D4 (Exceptional Drought): The worst category. Widespread water emergencies.
The Drought Monitor has been publishing these maps every week since 2000. When scientists say "this is the worst drought since the Drought Monitor began," that means in over 25 years of tracking, they've never recorded conditions this bad in that region.
The Southeast: The Worst of It
The hardest-hit region in the country right now is the Southeast. According to a NIDIS drought status update published April 16, 96.83% of the Southeast is in moderate to exceptional drought. More than 81% of the region is in severe drought or worse. This is the largest area of drought in the Southeast since the U.S. Drought Monitor started tracking in 2000.
The dry conditions started building in late summer and early fall of 2025. By now, the entire Southeast has precipitation deficits going back nine months, to July 2025. For most of the region, that means 8 to 16 inches less rain than normal.
How dry is it?
According to NOAA's National Centers for Environmental Information, Georgia, North Carolina, and South Carolina have experienced record dry conditions for the September 2025 through March 2026 period, with records going back to 1895. That's 131 years of data. This is the driest that stretch has ever been in those three states.
Other states in the region are also seeing historically dry conditions for the same September through March period. According to the NIDIS update, it was the second driest on record for Alabama, third driest for Florida, ninth driest for Tennessee, and tenth driest for Virginia.
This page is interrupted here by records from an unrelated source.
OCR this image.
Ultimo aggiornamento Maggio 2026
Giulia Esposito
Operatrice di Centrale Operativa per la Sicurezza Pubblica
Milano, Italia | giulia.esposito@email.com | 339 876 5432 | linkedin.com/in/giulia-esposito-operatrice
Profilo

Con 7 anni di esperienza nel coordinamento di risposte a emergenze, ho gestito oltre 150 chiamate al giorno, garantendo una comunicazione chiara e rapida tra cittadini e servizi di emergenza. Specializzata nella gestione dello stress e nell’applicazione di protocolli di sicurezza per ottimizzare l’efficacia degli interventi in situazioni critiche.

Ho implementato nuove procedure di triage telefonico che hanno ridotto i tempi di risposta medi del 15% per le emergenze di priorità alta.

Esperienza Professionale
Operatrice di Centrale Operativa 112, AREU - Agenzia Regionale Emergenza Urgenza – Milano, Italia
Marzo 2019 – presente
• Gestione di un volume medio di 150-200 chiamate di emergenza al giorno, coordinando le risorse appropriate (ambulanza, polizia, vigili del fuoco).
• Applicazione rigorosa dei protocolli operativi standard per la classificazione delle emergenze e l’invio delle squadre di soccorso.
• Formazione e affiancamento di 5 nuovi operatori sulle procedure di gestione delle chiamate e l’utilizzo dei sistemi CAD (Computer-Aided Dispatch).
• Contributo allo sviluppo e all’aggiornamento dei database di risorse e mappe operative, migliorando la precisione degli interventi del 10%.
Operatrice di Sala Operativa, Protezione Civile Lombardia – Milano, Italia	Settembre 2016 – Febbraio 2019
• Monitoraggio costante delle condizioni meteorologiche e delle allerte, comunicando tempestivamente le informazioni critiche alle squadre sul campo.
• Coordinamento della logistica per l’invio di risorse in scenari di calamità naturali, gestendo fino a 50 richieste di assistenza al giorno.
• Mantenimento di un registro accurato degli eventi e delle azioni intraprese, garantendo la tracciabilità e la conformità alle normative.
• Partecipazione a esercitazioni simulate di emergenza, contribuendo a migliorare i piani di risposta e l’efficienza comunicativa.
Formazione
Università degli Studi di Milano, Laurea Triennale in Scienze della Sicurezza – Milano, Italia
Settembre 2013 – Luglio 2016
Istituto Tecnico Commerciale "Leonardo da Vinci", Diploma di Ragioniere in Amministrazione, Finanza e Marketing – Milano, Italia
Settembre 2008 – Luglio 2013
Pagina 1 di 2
Every single state in the Southeast has seen drought conditions worsen over the past four weeks. North Carolina is 100% in drought. Virginia is at 99.95%. South Carolina is at 99.34%. Florida is at 98.99%. Georgia is at 98.13%. Tennessee is at 93.65%. Alabama is at 88.66%. Parts of Tennessee saw a 3-category degradation in just four weeks, jumping from abnormally dry (D0) to extreme drought (D3).
What Does This Actually Mean on the Ground?
Drought is not just a number on a map. It's farmers looking at soil too dry to plant seeds in. It's ranchers feeding hay to cattle in April because the pastures have nothing left to graze. It's stock ponds drying up and irrigation water running short.
According to the April 16 NIDIS drought status update, conditions across the Southeast are hitting multiple sectors hard.
Agriculture
Soil moisture is limited or nonexistent across much of the Southeast. Seeds can't germinate in dry soil, and in some areas it's too dry to plant at all. Crops that are in the ground need irrigation to survive. Pastures have been in poor condition since fall 2025, forcing livestock producers to keep feeding hay, which is expensive and was supposed to stop months ago.
Fire risk
The persistent dryness has built up dry fuel on the ground across the region. According to the National Interagency Coordination Center's Wildfire Potential Outlooks, there's a greater-than-usual likelihood of significant wildland fires across much of the Southeast in April, with portions of the region remaining at above-normal risk through May and into June.
Water supply
Streamflows are well below normal across the entire Southeast except for the Florida peninsula. Some areas are seeing below-normal groundwater levels. Reservoirs are lower than usual for this time of year. All five of Florida's Water Management Districts have put water conservation measures in place for parts of their service areas. Typically, the December-through-March period is when the Southeast "recharges" its water resources. That recharge didn't happen this year.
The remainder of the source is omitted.